A seção “Pela janela adentro” delimita um “quadrilátero” socialmente bem definido, no qual emergem, contra a suave opressão da vida de classe média, contornos de alto simbolismo, como em: “Minúsculos peixes em ziguezague/ rodeiam o musgo/ O céu da boca sangra./ O pulôver sangra água.” A temática do amor atravessa vários poemas dessa seção, dando-lhes um timbre doce que, no entanto, pode encontrar-se, às vezes, no limite da desilusão: “Neste quarto sou a rainha/ dos objetos/ dos bichos que voam/ pela janela adentro”. Uma desilusão cuja referência são as possibilidades do signo poético, na busca pelas coisas mínimas e pela revelação do que dizem os rumores, como em: “…e o tempo/ tapou-lhe a boca/ há um rumor dizendo/ aquilo que poderia ser dito.”
Captar tal rumor é o esforço lírico da última parte de Atos de repetição, composta por quatro pequenos poemas em prosa, em que a utilização dos verbos no infinitivo marca com tintas rudes a dor da rotina. Esta, no entanto, é contraposta sempre à possibilidade de, pela poesia, tudo caminhar de uma outra forma, que, todavia, é igualmente dilemática: “O poema é o andamento das coisas em si. As idéias permanecem aéreas.” São quatro pequenos poemas que tratam do desejo de dizer de “todas as palavras que ainda não chegaram”, sendo que o afogar da vida nos pequenos limites da desilusão sorridente da mediania ainda abafa qualquer rumor de poesia.
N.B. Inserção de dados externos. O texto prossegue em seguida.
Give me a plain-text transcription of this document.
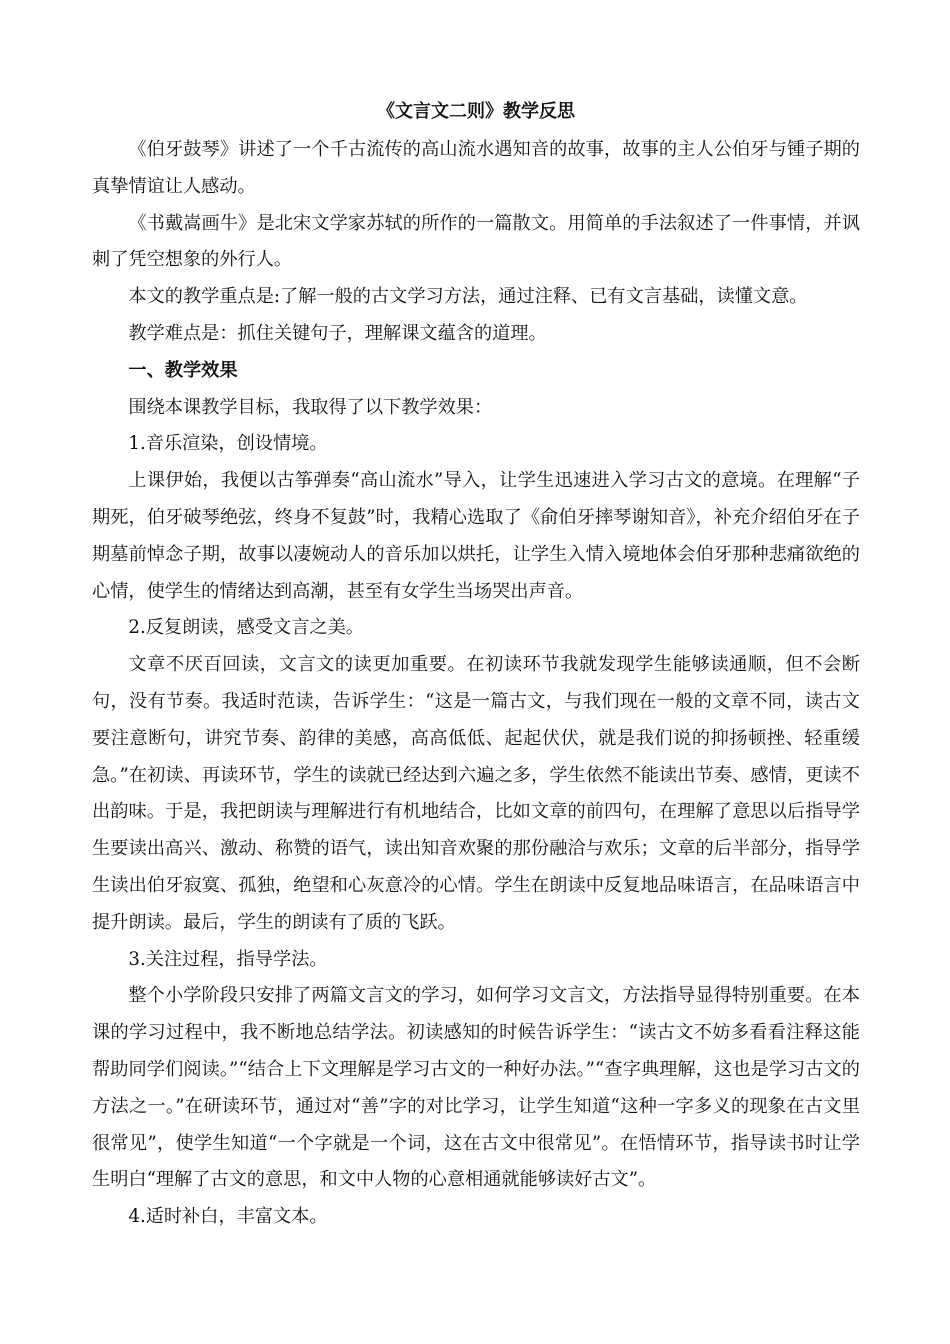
《文言文二则》教学反思

《伯牙鼓琴》讲述了一个千古流传的高山流水遇知音的故事，故事的主人公伯牙与锺子期的真挚情谊让人感动。

《书戴嵩画牛》是北宋文学家苏轼的所作的一篇散文。用简单的手法叙述了一件事情，并讽刺了凭空想象的外行人。

本文的教学重点是:了解一般的古文学习方法，通过注释、已有文言基础，读懂文意。

教学难点是：抓住关键句子，理解课文蕴含的道理。

一、教学效果

围绕本课教学目标，我取得了以下教学效果：

1.音乐渲染，创设情境。

上课伊始，我便以古筝弹奏“高山流水”导入，让学生迅速进入学习古文的意境。在理解“子期死，伯牙破琴绝弦，终身不复鼓”时，我精心选取了《俞伯牙摔琴谢知音》，补充介绍伯牙在子期墓前悼念子期，故事以凄婉动人的音乐加以烘托，让学生入情入境地体会伯牙那种悲痛欲绝的心情，使学生的情绪达到高潮，甚至有女学生当场哭出声音。

2.反复朗读，感受文言之美。

文章不厌百回读，文言文的读更加重要。在初读环节我就发现学生能够读通顺，但不会断句，没有节奏。我适时范读，告诉学生：“这是一篇古文，与我们现在一般的文章不同，读古文要注意断句，讲究节奏、韵律的美感，高高低低、起起伏伏，就是我们说的抑扬顿挫、轻重缓急。”在初读、再读环节，学生的读就已经达到六遍之多，学生依然不能读出节奏、感情，更读不出韵味。于是，我把朗读与理解进行有机地结合，比如文章的前四句，在理解了意思以后指导学生要读出高兴、激动、称赞的语气，读出知音欢聚的那份融洽与欢乐；文章的后半部分，指导学生读出伯牙寂寞、孤独，绝望和心灰意冷的心情。学生在朗读中反复地品味语言，在品味语言中提升朗读。最后，学生的朗读有了质的飞跃。

3.关注过程，指导学法。

整个小学阶段只安排了两篇文言文的学习，如何学习文言文，方法指导显得特别重要。在本课的学习过程中，我不断地总结学法。初读感知的时候告诉学生：“读古文不妨多看看注释这能帮助同学们阅读。”“结合上下文理解是学习古文的一种好办法。”“查字典理解，这也是学习古文的方法之一。”在研读环节，通过对“善”字的对比学习，让学生知道“这种一字多义的现象在古文里很常见”，使学生知道“一个字就是一个词，这在古文中很常见”。在悟情环节，指导读书时让学生明白“理解了古文的意思，和文中人物的心意相通就能够读好古文”。

4.适时补白，丰富文本。
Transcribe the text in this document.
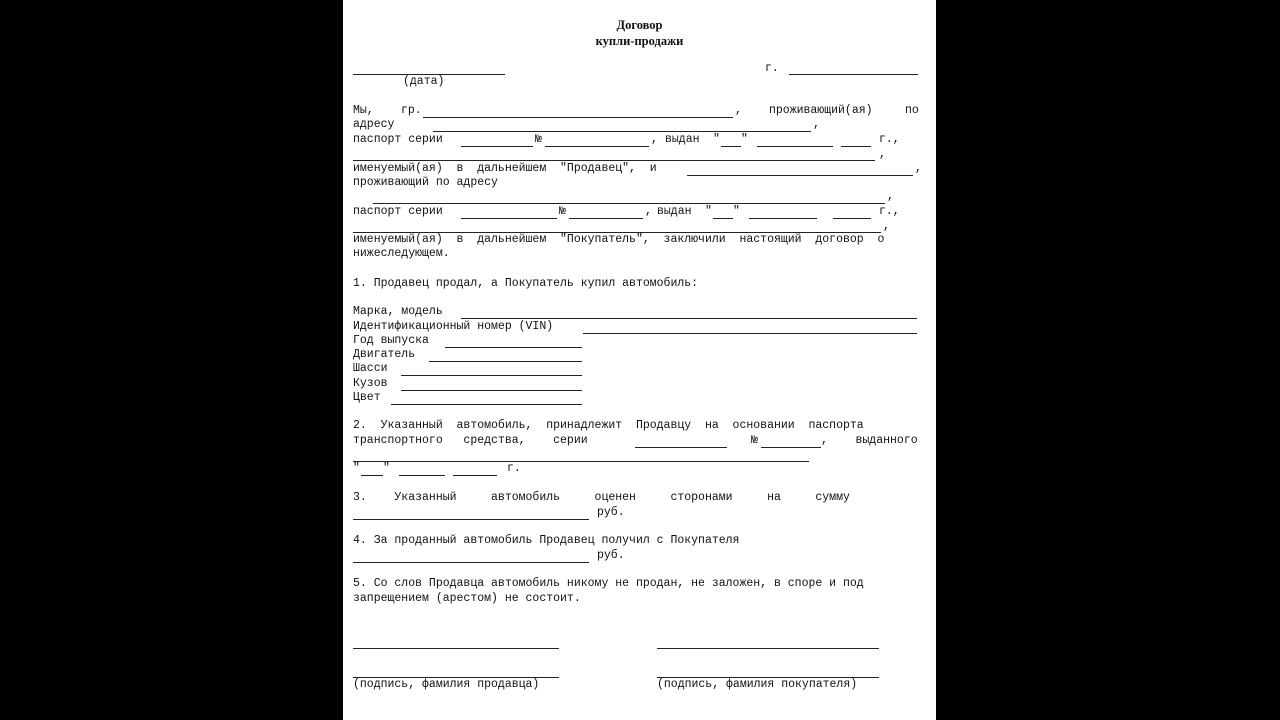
Договор
купли-продажи
(дата)
г.
Мы, гр.	, проживающий(ая)	по
адресу	,
паспорт серии	№	, выдан " "	г.,
,
именуемый(ая)  в  дальнейшем  "Продавец",  и	,
проживающий по адресу
,
паспорт серии	№	, выдан " "	г.,
,
именуемый(ая)  в  дальнейшем  "Покупатель",  заключили  настоящий  договор  о
нижеследующем.
1. Продавец продал, а Покупатель купил автомобиль:
Марка, модель
Идентификационный номер (VIN)
Год выпуска
Двигатель
Шасси
Кузов
Цвет
2.  Указанный  автомобиль,  принадлежит  Продавцу  на  основании  паспорта
транспортного   средства,    серии	№	,    выданного
" "	г.
3.    Указанный     автомобиль     оценен     сторонами     на     сумму
руб.
4. За проданный автомобиль Продавец получил с Покупателя
руб.
5. Со слов Продавца автомобиль никому не продан, не заложен, в споре и под
запрещением (арестом) не состоит.
(подпись, фамилия продавца)	(подпись, фамилия покупателя)
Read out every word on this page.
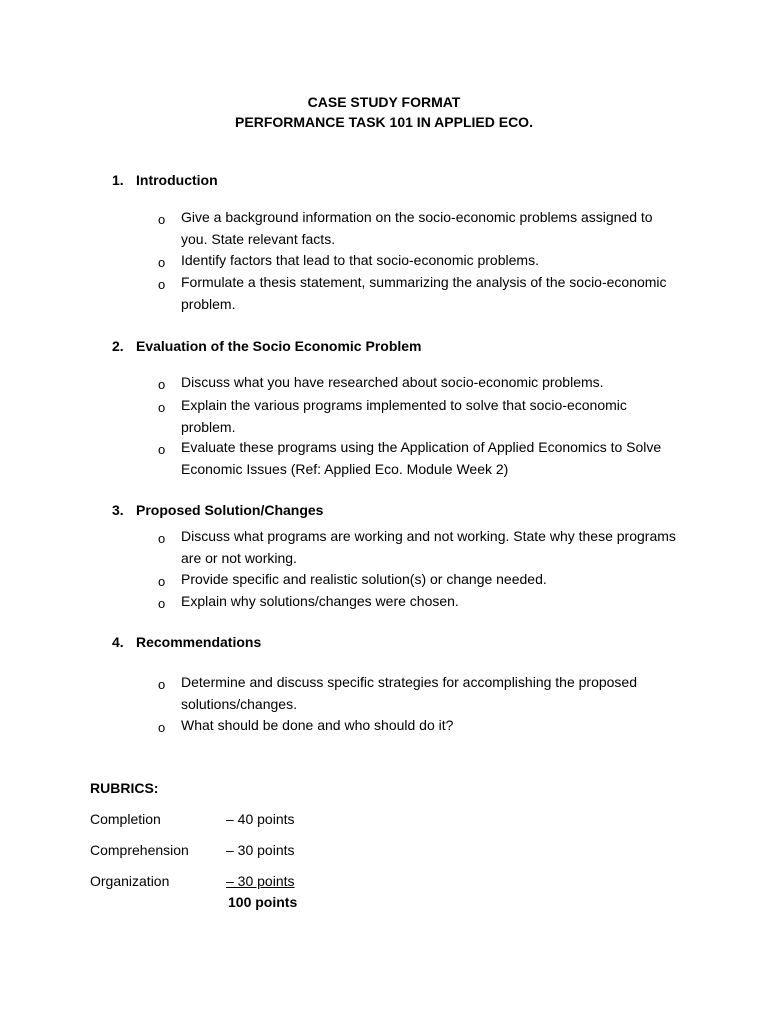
CASE STUDY FORMAT
PERFORMANCE TASK 101 IN APPLIED ECO.
1. Introduction
o Give a background information on the socio-economic problems assigned to you. State relevant facts.
o Identify factors that lead to that socio-economic problems.
o Formulate a thesis statement, summarizing the analysis of the socio-economic problem.
2. Evaluation of the Socio Economic Problem
o Discuss what you have researched about socio-economic problems.
o Explain the various programs implemented to solve that socio-economic problem.
o Evaluate these programs using the Application of Applied Economics to Solve Economic Issues (Ref: Applied Eco. Module Week 2)
3. Proposed Solution/Changes
o Discuss what programs are working and not working. State why these programs are or not working.
o Provide specific and realistic solution(s) or change needed.
o Explain why solutions/changes were chosen.
4. Recommendations
o Determine and discuss specific strategies for accomplishing the proposed solutions/changes.
o What should be done and who should do it?
RUBRICS:
Completion	– 40 points
Comprehension	– 30 points
Organization	– 30 points
100 points
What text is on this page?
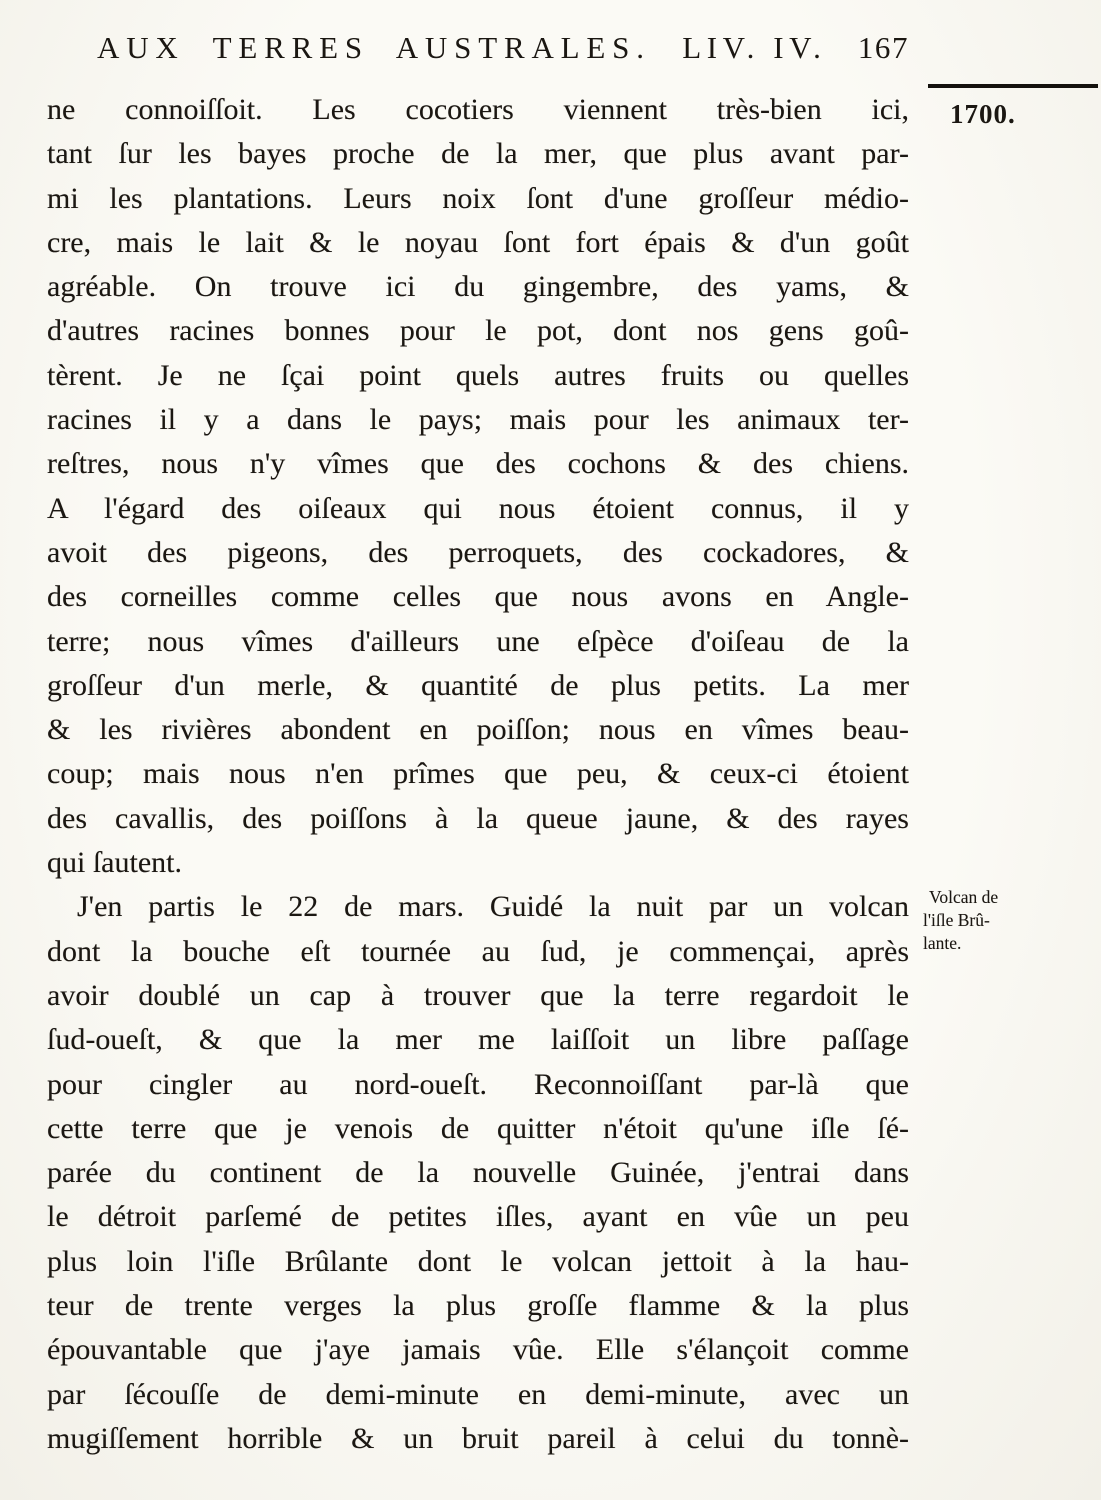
AUX TERRES AUSTRALES. LIV. IV. 167
1700.
ne connoiſſoit. Les cocotiers viennent très-bien ici,
tant ſur les bayes proche de la mer, que plus avant par-
mi les plantations. Leurs noix ſont d'une groſſeur médio-
cre, mais le lait & le noyau ſont fort épais & d'un goût
agréable. On trouve ici du gingembre, des yams, &
d'autres racines bonnes pour le pot, dont nos gens goû-
tèrent. Je ne ſçai point quels autres fruits ou quelles
racines il y a dans le pays; mais pour les animaux ter-
reſtres, nous n'y vîmes que des cochons & des chiens.
A l'égard des oiſeaux qui nous étoient connus, il y
avoit des pigeons, des perroquets, des cockadores, &
des corneilles comme celles que nous avons en Angle-
terre; nous vîmes d'ailleurs une eſpèce d'oiſeau de la
groſſeur d'un merle, & quantité de plus petits. La mer
& les rivières abondent en poiſſon; nous en vîmes beau-
coup; mais nous n'en prîmes que peu, & ceux-ci étoient
des cavallis, des poiſſons à la queue jaune, & des rayes
qui ſautent.
J'en partis le 22 de mars. Guidé la nuit par un volcan
dont la bouche eſt tournée au ſud, je commençai, après
avoir doublé un cap à trouver que la terre regardoit le
ſud-oueſt, & que la mer me laiſſoit un libre paſſage
pour cingler au nord-oueſt. Reconnoiſſant par-là que
cette terre que je venois de quitter n'étoit qu'une iſle ſé-
parée du continent de la nouvelle Guinée, j'entrai dans
le détroit parſemé de petites iſles, ayant en vûe un peu
plus loin l'iſle Brûlante dont le volcan jettoit à la hau-
teur de trente verges la plus groſſe flamme & la plus
épouvantable que j'aye jamais vûe. Elle s'élançoit comme
par ſécouſſe de demi-minute en demi-minute, avec un
mugiſſement horrible & un bruit pareil à celui du tonnè-
Volcan de
l'iſle Brû-
lante.
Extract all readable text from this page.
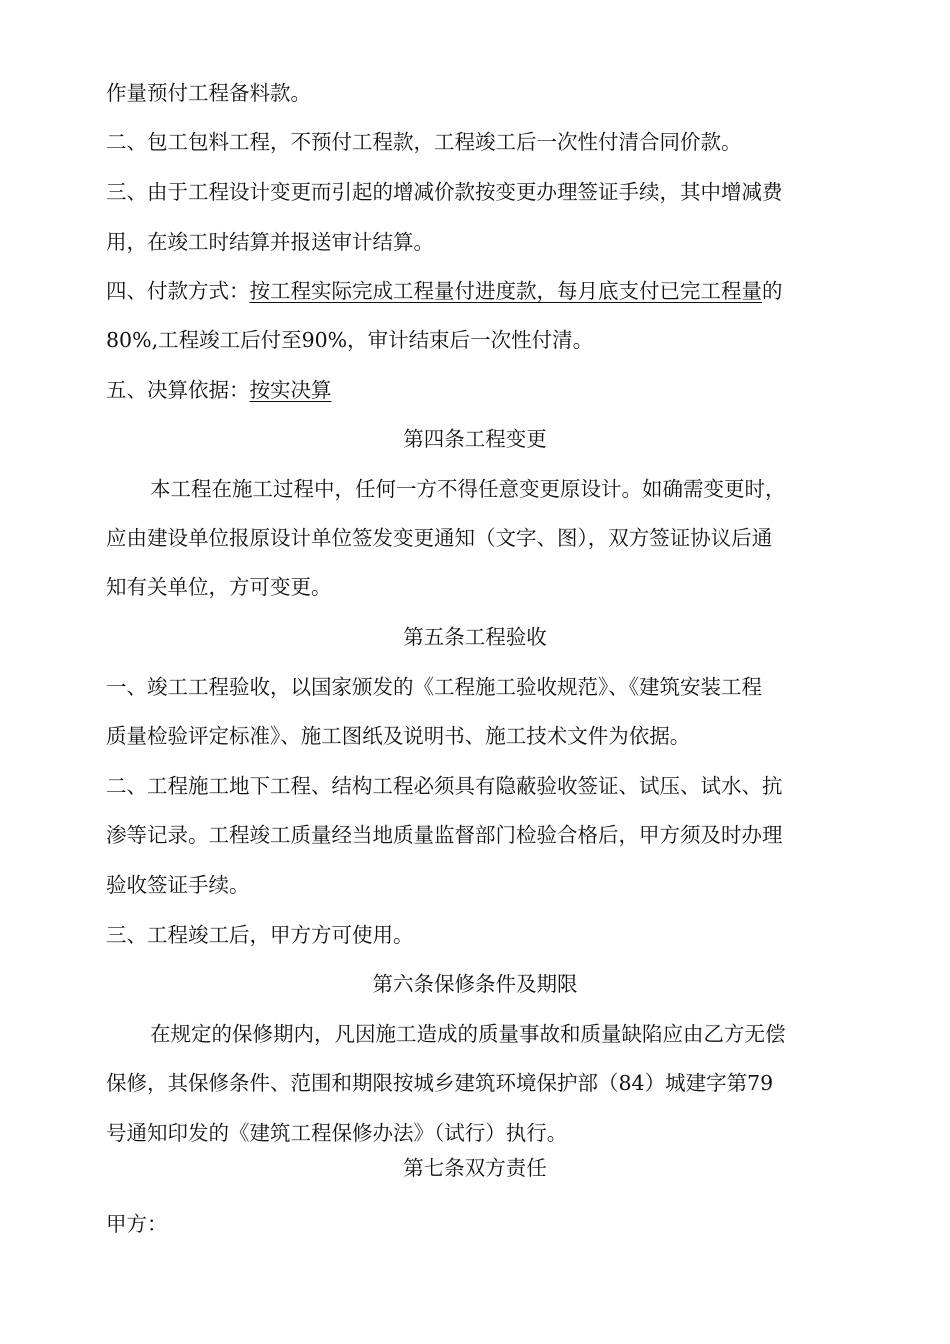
作量预付工程备料款。
二、包工包料工程，不预付工程款，工程竣工后一次性付清合同价款。
三、由于工程设计变更而引起的增减价款按变更办理签证手续，其中增减费
用，在竣工时结算并报送审计结算。
四、付款方式：按工程实际完成工程量付进度款，每月底支付已完工程量的
80%,工程竣工后付至90%，审计结束后一次性付清。
五、决算依据：按实决算
第四条工程变更
本工程在施工过程中，任何一方不得任意变更原设计。如确需变更时，
应由建设单位报原设计单位签发变更通知（文字、图），双方签证协议后通
知有关单位，方可变更。
第五条工程验收
一、竣工工程验收，以国家颁发的《工程施工验收规范》、《建筑安装工程
质量检验评定标准》、施工图纸及说明书、施工技术文件为依据。
二、工程施工地下工程、结构工程必须具有隐蔽验收签证、试压、试水、抗
渗等记录。工程竣工质量经当地质量监督部门检验合格后，甲方须及时办理
验收签证手续。
三、工程竣工后，甲方方可使用。
第六条保修条件及期限
在规定的保修期内，凡因施工造成的质量事故和质量缺陷应由乙方无偿
保修，其保修条件、范围和期限按城乡建筑环境保护部（84）城建字第79
号通知印发的《建筑工程保修办法》（试行）执行。
第七条双方责任
甲方：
Contra o abafamento da linguagem, portanto, Valeska de Aguirre faz brotar o poema, feito alguém que tenta decifrar a si mesmo, aguardando, diante do espelho, seus movimentos traírem suas próprias intenções. Seu livro evidencia uma poeta de grande habilidade técnica, que sabe trabalhar bem com as imagens, com a métrica e com o ritmo dos versos. Mas, sobretudo, Valeska é uma poeta que assume, com atitude e entrega, uma posição marcada diante das palavras e do mundo. Por meio dessa atitude, lírica no limite, o seu Atos de repetição rabisca uma sensível cartografia do cotidiano e da busca do ser humano por si mesmo em meio às coisas. Se é júbilo ou vazio o que se encontrará, pouco importa diante da surpresa da revelação de uma voz que tem personalidade própria. Sua atitude é firme e delicada, sorridente e melancólica, mas é aquilo que dá lastro real a uma poesia que gera vivo interesse, pois traz para dentro do poema o desejo de vida, que é sempre mais importante e urgente que o mero jogo da linguagem em si e para si.